PHARE FM : Pourquoi, Ludvine?

Ludvine : Le cercle vicieux des taux d’intérêts négatifs en Europe a obligé en décembre dernier la BCE à imprimer 400 milliards d’€ de plus. Le journaliste financier Pierre Jovanovic explique que les fusions bancaires permettent de cacher les faillites en maquillant les comptes. Comme le Crédit Agricole avec Credito Valtellinese, une banque italienne ayant fusionné 20 ans durant avec une quinzaine d’autres! Ou l’exemple de la Société Générale, qui aurait déjà dû être déclarée en faillite en 2019 et qui fusionne avec sa filiale Crédit du Nord. Fin 2020 le PDG d’UniCredit démissionne. Il refuse de fusionner avec la banque italienne défaillante Monte dei Paschi di Siena. En Espagne, les banques redoutent aussi la capitalisation négative. Elles ferment des guichets, licencient du personnel, pour masquer leur insolvabilité.

PHARE FM : Assiste-t-on à une faillite du système?

Ludvine : Jean-Pierre Chevallier, analyste financier, pense que «les banksters de la BCE viennent de franchir[…]la barre des 7000 milliards d’€ pour que leurs homologues les banksters des banques dites commerciales puissent ne pas faire faillite tout de suite». En créant de la monnaie ex-nihilo la BCE aggrave la dette. En contrepartie, les gouvernements européens se préparent à «alléger les retraites» de 10, 20, puis 30 % peut-être et demandent à leurs citoyens de cotiser jusqu’à 67 ans. De plus, les BRRD, Bank Recovery and Resolution Directives de 2014, autorisent les Etats européens à se renflouer directement sur l’épargne privée. Cela est déjà arrivé à Chypre. Aujourd’hui le confinement, la chute du PIB, la perspective de nombreux licenciements, font de 2021 une année périlleuse.

PHARE FM : L’Angleterre post-Brexit et les Etats-Unis sont-ils à meilleure enseigne?

Ludvine : Tant que le plus gros des flux financiers part vers la City et Wall Street, oui. Côté Commission Européenne, Les Echos révèlent «l’installation de Bad Banks, poubelles où l’on transfère tous les prêts non remboursés.» Si les mesures de soutien à l’économie cessent et que les sources de crédit se tarissent, les impayés vont abonder.

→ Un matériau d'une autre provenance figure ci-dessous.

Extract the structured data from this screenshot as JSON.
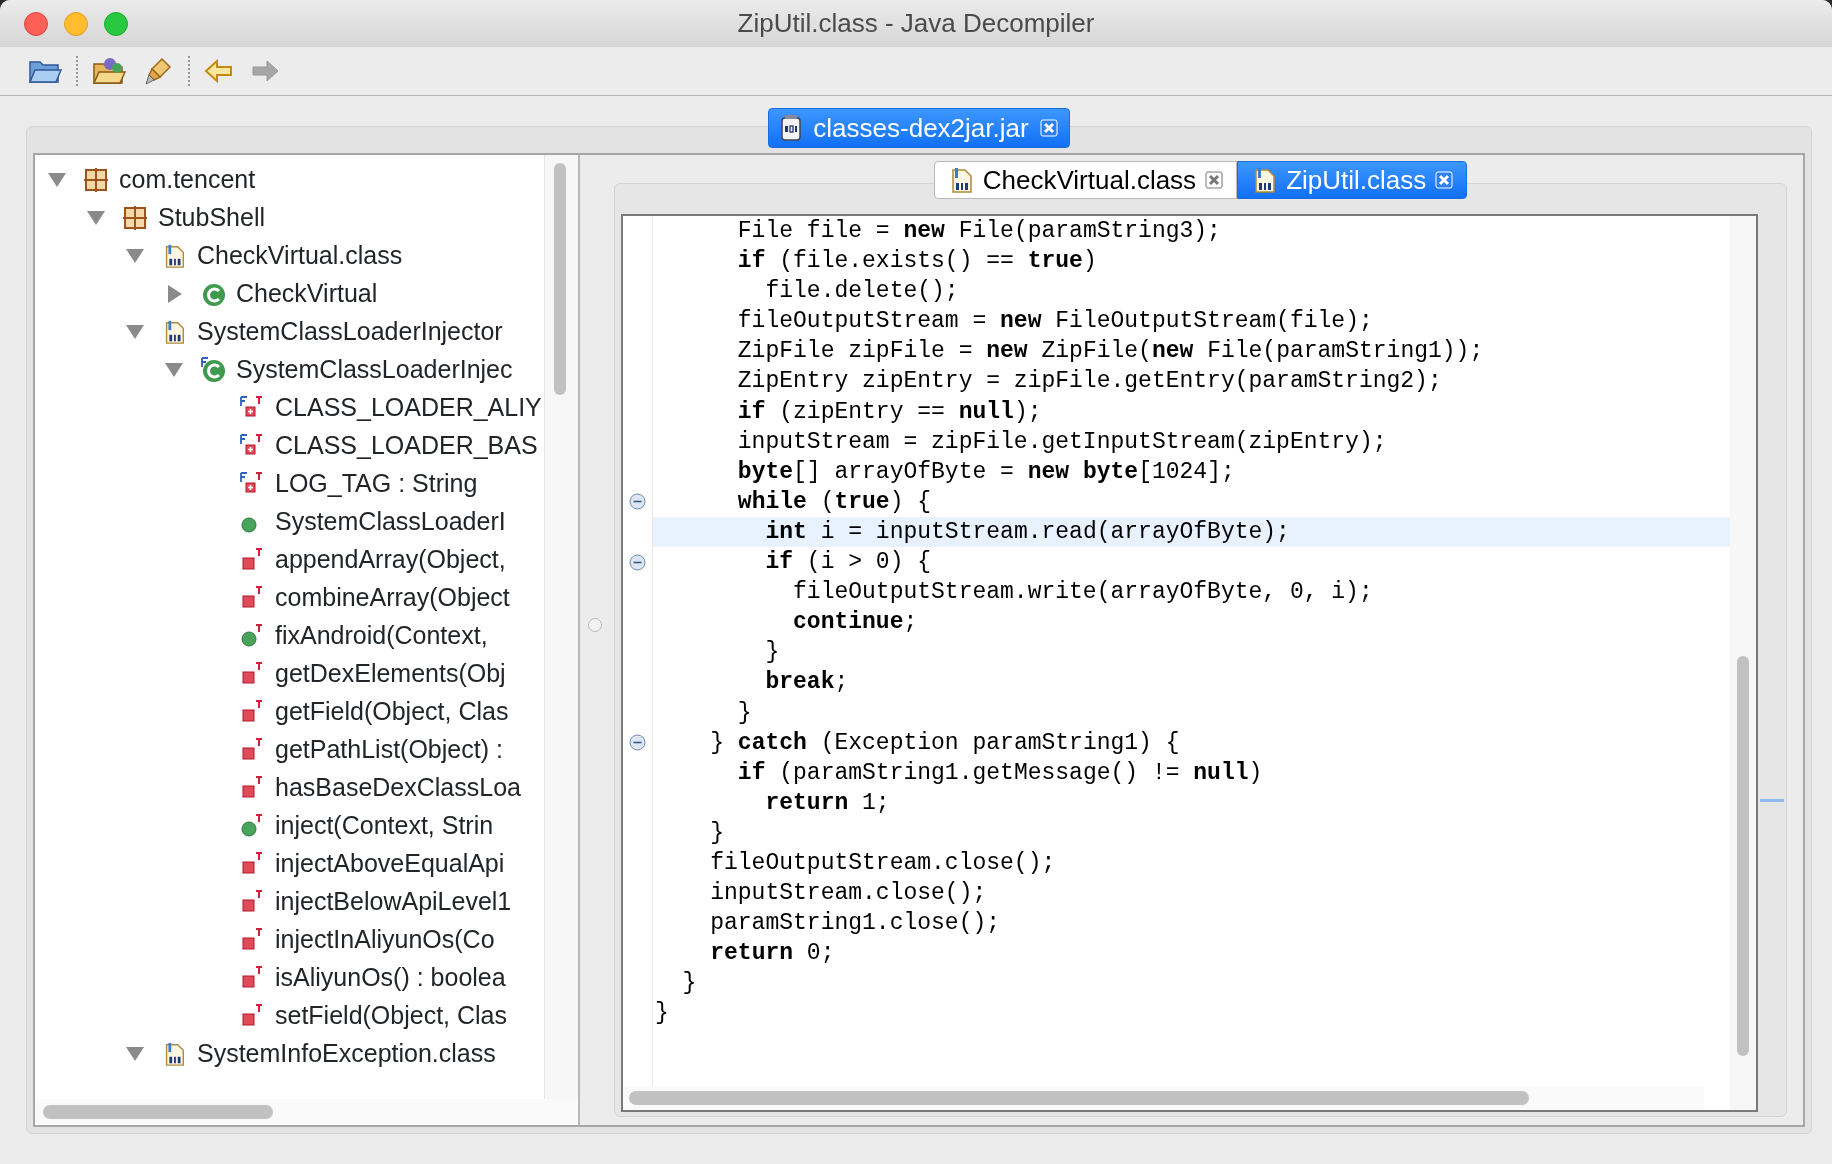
{
  "window": {
    "title": "ZipUtil.class - Java Decompiler"
  },
  "toolbar": [
    {
      "kind": "open",
      "disabled": false
    },
    {
      "kind": "open-type",
      "disabled": false
    },
    {
      "kind": "search",
      "disabled": false
    },
    {
      "kind": "back",
      "disabled": false
    },
    {
      "kind": "forward",
      "disabled": true
    }
  ],
  "file_tabs": [
    {
      "label": "classes-dex2jar.jar",
      "selected": true
    }
  ],
  "tree": [
    {
      "kind": "package",
      "label": "com.tencent",
      "expanded": true,
      "children": [
        {
          "kind": "package",
          "label": "StubShell",
          "expanded": true,
          "children": [
            {
              "kind": "classfile",
              "label": "CheckVirtual.class",
              "expanded": true,
              "children": [
                {
                  "kind": "class",
                  "label": "CheckVirtual",
                  "expanded": false,
                  "final": false
                }
              ]
            },
            {
              "kind": "classfile",
              "label": "SystemClassLoaderInjector",
              "expanded": true,
              "children": [
                {
                  "kind": "class",
                  "label": "SystemClassLoaderInjec",
                  "expanded": true,
                  "final": true,
                  "children": [
                    {
                      "kind": "field",
                      "label": "CLASS_LOADER_ALIY",
                      "static": true
                    },
                    {
                      "kind": "field",
                      "label": "CLASS_LOADER_BAS",
                      "static": true
                    },
                    {
                      "kind": "field",
                      "label": "LOG_TAG : String",
                      "static": true
                    },
                    {
                      "kind": "public_method",
                      "label": "SystemClassLoaderI",
                      "static": false
                    },
                    {
                      "kind": "private_method",
                      "label": "appendArray(Object,",
                      "static": true
                    },
                    {
                      "kind": "private_method",
                      "label": "combineArray(Object",
                      "static": true
                    },
                    {
                      "kind": "public_method",
                      "label": "fixAndroid(Context,",
                      "static": true
                    },
                    {
                      "kind": "private_method",
                      "label": "getDexElements(Obj",
                      "static": true
                    },
                    {
                      "kind": "private_method",
                      "label": "getField(Object, Clas",
                      "static": true
                    },
                    {
                      "kind": "private_method",
                      "label": "getPathList(Object) :",
                      "static": true
                    },
                    {
                      "kind": "private_method",
                      "label": "hasBaseDexClassLoa",
                      "static": true
                    },
                    {
                      "kind": "public_method",
                      "label": "inject(Context, Strin",
                      "static": true
                    },
                    {
                      "kind": "private_method",
                      "label": "injectAboveEqualApi",
                      "static": true
                    },
                    {
                      "kind": "private_method",
                      "label": "injectBelowApiLevel1",
                      "static": true
                    },
                    {
                      "kind": "private_method",
                      "label": "injectInAliyunOs(Co",
                      "static": true
                    },
                    {
                      "kind": "private_method",
                      "label": "isAliyunOs() : boolea",
                      "static": true
                    },
                    {
                      "kind": "private_method",
                      "label": "setField(Object, Clas",
                      "static": true
                    }
                  ]
                }
              ]
            },
            {
              "kind": "classfile",
              "label": "SystemInfoException.class",
              "expanded": true
            }
          ]
        }
      ]
    }
  ],
  "editor_tabs": [
    {
      "label": "CheckVirtual.class",
      "selected": false
    },
    {
      "label": "ZipUtil.class",
      "selected": true
    }
  ],
  "code": [
    {
      "text": "      File file = **new** File(paramString3);",
      "fold": false,
      "highlighted": false
    },
    {
      "text": "      **if** (file.exists() == **true**)",
      "fold": false,
      "highlighted": false
    },
    {
      "text": "        file.delete();",
      "fold": false,
      "highlighted": false
    },
    {
      "text": "      fileOutputStream = **new** FileOutputStream(file);",
      "fold": false,
      "highlighted": false
    },
    {
      "text": "      ZipFile zipFile = **new** ZipFile(**new** File(paramString1));",
      "fold": false,
      "highlighted": false
    },
    {
      "text": "      ZipEntry zipEntry = zipFile.getEntry(paramString2);",
      "fold": false,
      "highlighted": false
    },
    {
      "text": "      **if** (zipEntry == **null**);",
      "fold": false,
      "highlighted": false
    },
    {
      "text": "      inputStream = zipFile.getInputStream(zipEntry);",
      "fold": false,
      "highlighted": false
    },
    {
      "text": "      **byte**[] arrayOfByte = **new** **byte**[1024];",
      "fold": false,
      "highlighted": false
    },
    {
      "text": "      **while** (**true**) {",
      "fold": true,
      "highlighted": false
    },
    {
      "text": "        **int** i = inputStream.read(arrayOfByte);",
      "fold": false,
      "highlighted": true
    },
    {
      "text": "        **if** (i > 0) {",
      "fold": true,
      "highlighted": false
    },
    {
      "text": "          fileOutputStream.write(arrayOfByte, 0, i);",
      "fold": false,
      "highlighted": false
    },
    {
      "text": "          **continue**;",
      "fold": false,
      "highlighted": false
    },
    {
      "text": "        }",
      "fold": false,
      "highlighted": false
    },
    {
      "text": "        **break**;",
      "fold": false,
      "highlighted": false
    },
    {
      "text": "      }",
      "fold": false,
      "highlighted": false
    },
    {
      "text": "    } **catch** (Exception paramString1) {",
      "fold": true,
      "highlighted": false
    },
    {
      "text": "      **if** (paramString1.getMessage() != **null**)",
      "fold": false,
      "highlighted": false
    },
    {
      "text": "        **return** 1;",
      "fold": false,
      "highlighted": false
    },
    {
      "text": "    }",
      "fold": false,
      "highlighted": false
    },
    {
      "text": "    fileOutputStream.close();",
      "fold": false,
      "highlighted": false
    },
    {
      "text": "    inputStream.close();",
      "fold": false,
      "highlighted": false
    },
    {
      "text": "    paramString1.close();",
      "fold": false,
      "highlighted": false
    },
    {
      "text": "    **return** 0;",
      "fold": false,
      "highlighted": false
    },
    {
      "text": "  }",
      "fold": false,
      "highlighted": false
    },
    {
      "text": "}",
      "fold": false,
      "highlighted": false
    }
  ]
}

C’est déjà le cas pour des milliards d’€ de loyers d’entreprises ou de particuliers. Une enquête d’Eloïse Benhammou, récemment publiée, dévoile des réseaux opaques qui permettent au capitalisme sauvage contrôlé par Wall Street de piller le système social et fiscal français, et également belge, via des banques souvent étrangères.

PHARE FM : Beaucoup voient dans le revenu universel de base une solution contre la paupérisation en marche.

Ludvine : Pour le journaliste Olivier Pichon, c’est «l’aumône du great reset». Le revenu universel de base est proposé par des gens qui pillent la boulangerie et vous laissent les miettes. La situation rappelle la fable de la Fontaine «Les Animaux malades de la peste»: l’un d’eux doit être sacrifié sur l’autel du bien commun. Ce sera finalement l’âne, celui qui, de tous, nuit le moins à ses pairs.